The Texas Legislature’s Senate Bill 6 established expectations for the loads themselves regarding their commitment and responsibility to the grid (among other provisions), which include curtailment in emergency situations. Industry stakeholders are involved in deliberations at the PUCT under Project 58317 to address this and other aspects of these new loads.
Besides serving these energy and delivery needs, there are other needs such as ride-through performance of large loads in disturbances. ERCOT’s Large Load Working Group brings together developers and grid personnel to explore various options to fully incorporate large loads into planning and operations while recognizing varying performance characteristics and modeling needs.
At the national level, the North American Electric Reliability Corporation (NERC) is working through its strategic plan as large load growth (particularly data centers) expands across the continent. NERC’s Large Load Task Force recently released the first of three planned documents: Characteristics and Risks of Emerging Large Loads. Work on a second whitepaper that is focused on reliability gaps is nearing completion and NERC just posted its preliminary reliability guideline on risk mitigation for public comment.

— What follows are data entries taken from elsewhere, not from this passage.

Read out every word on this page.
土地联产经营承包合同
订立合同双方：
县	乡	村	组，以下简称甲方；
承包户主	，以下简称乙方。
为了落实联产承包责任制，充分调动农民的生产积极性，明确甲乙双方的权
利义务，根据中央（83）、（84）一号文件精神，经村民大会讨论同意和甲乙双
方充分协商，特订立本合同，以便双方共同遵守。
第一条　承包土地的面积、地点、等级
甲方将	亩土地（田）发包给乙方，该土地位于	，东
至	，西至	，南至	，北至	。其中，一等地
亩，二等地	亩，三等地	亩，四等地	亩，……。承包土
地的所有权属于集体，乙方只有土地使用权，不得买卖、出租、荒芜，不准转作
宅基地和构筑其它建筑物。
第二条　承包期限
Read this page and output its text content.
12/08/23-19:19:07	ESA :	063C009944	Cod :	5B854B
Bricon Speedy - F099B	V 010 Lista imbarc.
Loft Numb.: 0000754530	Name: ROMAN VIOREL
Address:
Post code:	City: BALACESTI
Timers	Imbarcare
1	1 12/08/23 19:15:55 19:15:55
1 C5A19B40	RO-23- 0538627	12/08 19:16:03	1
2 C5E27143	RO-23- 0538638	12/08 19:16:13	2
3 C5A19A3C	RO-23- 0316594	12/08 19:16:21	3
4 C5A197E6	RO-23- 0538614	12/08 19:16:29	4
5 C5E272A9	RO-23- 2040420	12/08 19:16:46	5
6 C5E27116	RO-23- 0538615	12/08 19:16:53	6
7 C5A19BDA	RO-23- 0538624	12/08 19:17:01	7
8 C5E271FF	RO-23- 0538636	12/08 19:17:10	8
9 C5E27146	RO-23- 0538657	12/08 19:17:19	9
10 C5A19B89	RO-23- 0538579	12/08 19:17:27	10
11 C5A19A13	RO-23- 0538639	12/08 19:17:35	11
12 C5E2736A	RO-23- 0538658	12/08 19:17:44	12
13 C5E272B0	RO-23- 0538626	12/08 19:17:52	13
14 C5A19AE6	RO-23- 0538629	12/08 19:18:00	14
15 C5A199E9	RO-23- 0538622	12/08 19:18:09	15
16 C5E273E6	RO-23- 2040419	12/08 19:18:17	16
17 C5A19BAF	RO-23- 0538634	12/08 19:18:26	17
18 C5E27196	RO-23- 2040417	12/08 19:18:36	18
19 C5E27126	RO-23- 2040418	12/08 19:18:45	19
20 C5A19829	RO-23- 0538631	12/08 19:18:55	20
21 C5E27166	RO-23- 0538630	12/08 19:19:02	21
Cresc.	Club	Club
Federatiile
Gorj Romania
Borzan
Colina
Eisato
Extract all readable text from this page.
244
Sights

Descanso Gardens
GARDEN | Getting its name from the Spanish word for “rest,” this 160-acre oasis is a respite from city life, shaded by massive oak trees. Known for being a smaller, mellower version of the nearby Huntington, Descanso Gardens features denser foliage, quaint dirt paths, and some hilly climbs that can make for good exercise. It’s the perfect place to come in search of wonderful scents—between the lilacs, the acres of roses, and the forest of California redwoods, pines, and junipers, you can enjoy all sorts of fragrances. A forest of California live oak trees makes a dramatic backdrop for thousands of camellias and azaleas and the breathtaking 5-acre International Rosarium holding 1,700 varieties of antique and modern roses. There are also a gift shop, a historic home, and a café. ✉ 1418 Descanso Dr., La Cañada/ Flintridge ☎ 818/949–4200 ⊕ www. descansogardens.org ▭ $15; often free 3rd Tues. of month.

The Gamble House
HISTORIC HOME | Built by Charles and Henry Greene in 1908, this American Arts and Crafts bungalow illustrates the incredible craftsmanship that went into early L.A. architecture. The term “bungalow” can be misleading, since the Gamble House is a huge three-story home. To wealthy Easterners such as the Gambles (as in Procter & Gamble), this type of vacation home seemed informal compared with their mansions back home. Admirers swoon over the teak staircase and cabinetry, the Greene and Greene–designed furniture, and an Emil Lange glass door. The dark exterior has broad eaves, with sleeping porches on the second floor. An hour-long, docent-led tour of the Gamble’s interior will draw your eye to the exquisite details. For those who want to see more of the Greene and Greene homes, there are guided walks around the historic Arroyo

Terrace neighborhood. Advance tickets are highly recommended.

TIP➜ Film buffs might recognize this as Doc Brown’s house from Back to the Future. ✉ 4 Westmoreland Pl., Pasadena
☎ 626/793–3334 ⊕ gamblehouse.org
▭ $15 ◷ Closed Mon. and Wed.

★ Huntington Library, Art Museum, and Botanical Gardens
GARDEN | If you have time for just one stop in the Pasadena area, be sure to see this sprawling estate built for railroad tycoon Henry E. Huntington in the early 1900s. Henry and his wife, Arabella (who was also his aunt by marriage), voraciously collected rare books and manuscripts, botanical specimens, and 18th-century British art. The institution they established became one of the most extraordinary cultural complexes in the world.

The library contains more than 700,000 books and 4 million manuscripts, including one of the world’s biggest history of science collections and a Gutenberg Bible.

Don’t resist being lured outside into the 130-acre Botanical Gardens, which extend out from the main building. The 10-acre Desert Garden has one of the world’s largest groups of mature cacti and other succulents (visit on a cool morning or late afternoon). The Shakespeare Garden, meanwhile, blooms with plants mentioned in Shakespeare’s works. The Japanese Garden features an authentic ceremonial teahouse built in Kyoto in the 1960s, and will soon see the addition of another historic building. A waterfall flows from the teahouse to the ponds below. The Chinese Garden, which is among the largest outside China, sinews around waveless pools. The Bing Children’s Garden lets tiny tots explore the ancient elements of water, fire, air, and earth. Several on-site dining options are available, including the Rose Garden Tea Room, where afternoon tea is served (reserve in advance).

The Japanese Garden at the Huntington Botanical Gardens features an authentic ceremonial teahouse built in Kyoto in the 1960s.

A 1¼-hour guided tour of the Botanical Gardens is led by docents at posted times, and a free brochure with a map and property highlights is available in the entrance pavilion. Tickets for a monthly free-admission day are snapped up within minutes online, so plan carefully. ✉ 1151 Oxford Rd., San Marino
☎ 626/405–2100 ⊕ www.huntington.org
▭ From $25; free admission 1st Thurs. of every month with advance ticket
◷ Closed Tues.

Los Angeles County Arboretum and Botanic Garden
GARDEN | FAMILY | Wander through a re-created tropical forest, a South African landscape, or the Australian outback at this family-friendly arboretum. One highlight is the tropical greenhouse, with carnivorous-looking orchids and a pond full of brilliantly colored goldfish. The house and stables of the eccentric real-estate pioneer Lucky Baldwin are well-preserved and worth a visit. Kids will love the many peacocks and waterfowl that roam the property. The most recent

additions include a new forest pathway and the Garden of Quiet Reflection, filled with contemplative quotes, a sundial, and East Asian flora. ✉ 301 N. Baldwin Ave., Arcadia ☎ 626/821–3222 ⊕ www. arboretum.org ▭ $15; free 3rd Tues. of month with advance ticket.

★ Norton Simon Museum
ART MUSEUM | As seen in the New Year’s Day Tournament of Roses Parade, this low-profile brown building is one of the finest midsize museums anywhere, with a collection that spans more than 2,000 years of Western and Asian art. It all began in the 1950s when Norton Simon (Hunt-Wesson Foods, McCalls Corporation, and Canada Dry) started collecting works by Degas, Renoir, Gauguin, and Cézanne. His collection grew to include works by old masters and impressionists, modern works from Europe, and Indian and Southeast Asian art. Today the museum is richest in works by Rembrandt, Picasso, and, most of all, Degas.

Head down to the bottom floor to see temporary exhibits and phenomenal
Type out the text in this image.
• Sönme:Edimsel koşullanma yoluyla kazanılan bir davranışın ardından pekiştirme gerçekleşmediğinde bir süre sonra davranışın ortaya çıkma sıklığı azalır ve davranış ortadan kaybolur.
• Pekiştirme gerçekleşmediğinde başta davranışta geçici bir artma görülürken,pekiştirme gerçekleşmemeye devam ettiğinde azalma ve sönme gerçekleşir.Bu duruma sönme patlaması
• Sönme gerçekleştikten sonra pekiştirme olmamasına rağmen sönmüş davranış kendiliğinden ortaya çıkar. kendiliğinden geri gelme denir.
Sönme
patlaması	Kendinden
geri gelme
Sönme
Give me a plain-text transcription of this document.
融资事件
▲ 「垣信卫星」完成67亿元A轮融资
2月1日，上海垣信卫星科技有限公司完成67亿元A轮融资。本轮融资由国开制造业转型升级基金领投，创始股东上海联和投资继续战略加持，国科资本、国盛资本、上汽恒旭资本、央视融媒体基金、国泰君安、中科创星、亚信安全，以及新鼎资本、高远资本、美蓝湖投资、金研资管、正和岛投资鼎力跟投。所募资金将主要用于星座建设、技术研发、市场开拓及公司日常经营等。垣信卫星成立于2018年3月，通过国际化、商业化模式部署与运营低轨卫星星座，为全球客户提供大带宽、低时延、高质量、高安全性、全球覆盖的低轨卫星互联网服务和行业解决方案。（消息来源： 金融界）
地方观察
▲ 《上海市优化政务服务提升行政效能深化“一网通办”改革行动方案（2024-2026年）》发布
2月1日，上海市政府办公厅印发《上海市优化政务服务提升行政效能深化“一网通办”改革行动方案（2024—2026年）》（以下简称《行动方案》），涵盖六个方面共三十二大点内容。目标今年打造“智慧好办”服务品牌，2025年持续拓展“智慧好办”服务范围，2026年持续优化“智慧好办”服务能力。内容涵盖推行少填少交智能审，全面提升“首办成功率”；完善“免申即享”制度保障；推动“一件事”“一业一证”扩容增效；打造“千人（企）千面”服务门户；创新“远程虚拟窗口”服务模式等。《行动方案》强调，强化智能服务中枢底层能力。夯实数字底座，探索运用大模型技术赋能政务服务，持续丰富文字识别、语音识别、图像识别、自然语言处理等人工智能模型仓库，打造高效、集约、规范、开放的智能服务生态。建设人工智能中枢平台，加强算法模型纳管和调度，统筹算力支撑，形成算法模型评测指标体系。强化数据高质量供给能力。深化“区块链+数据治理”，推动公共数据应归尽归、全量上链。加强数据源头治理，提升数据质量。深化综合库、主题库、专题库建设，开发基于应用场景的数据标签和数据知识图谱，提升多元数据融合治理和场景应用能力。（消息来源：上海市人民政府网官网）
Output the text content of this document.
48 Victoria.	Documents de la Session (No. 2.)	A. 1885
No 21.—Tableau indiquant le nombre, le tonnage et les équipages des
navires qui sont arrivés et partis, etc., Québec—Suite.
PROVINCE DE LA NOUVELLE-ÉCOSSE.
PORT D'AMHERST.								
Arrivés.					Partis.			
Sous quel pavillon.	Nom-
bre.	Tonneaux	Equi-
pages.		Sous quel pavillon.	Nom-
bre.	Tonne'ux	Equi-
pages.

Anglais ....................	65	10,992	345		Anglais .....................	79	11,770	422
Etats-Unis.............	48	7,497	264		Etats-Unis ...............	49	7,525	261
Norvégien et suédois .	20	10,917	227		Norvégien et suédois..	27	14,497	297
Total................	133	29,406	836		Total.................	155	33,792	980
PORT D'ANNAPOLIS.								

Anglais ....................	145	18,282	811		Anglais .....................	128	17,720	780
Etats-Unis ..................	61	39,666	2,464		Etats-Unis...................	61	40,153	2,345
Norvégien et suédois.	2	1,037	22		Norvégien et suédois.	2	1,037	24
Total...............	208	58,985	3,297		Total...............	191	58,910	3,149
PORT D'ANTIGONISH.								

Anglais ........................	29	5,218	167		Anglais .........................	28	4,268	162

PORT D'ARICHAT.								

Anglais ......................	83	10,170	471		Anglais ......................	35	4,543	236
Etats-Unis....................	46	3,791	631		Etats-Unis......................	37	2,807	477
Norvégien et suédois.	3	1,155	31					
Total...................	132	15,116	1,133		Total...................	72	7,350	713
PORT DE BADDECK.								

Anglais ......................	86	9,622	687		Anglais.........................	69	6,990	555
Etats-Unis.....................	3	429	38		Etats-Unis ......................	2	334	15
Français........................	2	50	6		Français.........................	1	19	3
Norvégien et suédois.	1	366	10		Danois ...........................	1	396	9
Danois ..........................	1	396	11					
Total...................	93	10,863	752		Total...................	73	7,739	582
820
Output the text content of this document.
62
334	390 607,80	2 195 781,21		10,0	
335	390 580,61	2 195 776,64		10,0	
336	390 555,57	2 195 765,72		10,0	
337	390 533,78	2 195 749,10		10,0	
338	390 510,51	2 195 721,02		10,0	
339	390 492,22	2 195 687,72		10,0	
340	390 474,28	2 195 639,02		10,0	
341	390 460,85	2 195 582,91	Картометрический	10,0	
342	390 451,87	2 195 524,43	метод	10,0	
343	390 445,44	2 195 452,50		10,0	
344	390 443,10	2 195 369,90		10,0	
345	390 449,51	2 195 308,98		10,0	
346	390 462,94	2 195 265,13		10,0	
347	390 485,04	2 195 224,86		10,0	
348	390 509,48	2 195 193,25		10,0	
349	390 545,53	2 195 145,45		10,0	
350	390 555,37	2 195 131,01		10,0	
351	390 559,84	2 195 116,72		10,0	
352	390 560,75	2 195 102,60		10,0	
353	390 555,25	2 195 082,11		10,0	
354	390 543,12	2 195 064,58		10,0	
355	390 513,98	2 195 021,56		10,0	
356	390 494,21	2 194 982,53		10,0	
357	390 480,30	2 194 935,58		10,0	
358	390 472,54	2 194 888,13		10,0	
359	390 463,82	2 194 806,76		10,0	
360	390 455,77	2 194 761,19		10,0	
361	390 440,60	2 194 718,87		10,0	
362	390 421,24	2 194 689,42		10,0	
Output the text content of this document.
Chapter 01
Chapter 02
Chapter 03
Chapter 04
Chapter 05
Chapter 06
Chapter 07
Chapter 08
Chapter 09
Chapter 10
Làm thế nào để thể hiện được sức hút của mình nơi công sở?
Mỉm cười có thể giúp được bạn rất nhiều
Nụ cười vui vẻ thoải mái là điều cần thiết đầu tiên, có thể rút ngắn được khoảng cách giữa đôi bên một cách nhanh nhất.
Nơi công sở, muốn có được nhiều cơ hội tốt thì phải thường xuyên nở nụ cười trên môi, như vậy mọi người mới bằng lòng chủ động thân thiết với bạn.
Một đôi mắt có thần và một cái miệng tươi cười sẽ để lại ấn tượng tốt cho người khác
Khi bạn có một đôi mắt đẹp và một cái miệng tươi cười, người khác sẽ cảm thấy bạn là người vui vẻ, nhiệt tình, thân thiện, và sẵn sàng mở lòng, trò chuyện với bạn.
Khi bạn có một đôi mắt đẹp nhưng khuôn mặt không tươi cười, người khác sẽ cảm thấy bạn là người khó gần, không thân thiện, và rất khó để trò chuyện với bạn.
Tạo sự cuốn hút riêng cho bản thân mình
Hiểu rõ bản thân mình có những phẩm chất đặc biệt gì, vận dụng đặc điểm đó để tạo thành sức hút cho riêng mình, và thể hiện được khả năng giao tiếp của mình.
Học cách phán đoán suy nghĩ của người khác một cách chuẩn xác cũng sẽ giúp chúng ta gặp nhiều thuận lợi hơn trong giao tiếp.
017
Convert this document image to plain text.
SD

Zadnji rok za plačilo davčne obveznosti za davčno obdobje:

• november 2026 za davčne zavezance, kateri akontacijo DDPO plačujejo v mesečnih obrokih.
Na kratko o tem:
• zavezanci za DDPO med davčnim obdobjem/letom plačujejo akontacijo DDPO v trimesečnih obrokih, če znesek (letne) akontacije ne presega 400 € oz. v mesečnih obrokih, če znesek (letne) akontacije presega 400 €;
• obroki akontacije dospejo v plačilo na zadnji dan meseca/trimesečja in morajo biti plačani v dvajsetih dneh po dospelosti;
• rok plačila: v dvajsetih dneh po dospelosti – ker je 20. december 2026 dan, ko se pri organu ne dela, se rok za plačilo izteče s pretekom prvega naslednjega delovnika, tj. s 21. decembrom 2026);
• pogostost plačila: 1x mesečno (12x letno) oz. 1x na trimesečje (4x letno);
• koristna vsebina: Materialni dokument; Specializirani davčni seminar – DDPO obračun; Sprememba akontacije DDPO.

Separately, grid planners and operators are developing responses to the NERC Level 2 Alert on Large Load Interconnection, Study, Commissioning and Operations issued in September (responses are due early in January 2026) that are expected to provide key inputs to NERC’s next steps. NERC Chief Engineer Mark Lauby spoke about this work at the Federal Energy Regulatory Commission’s (FERC’s) annual Reliability Technical Conference on October 21. There he emphasized the importance of resource adequacy in light of the anticipated growth in demand from data centers and other large loads, while pointing out the need to accurately model and collect performance data for these new facilities.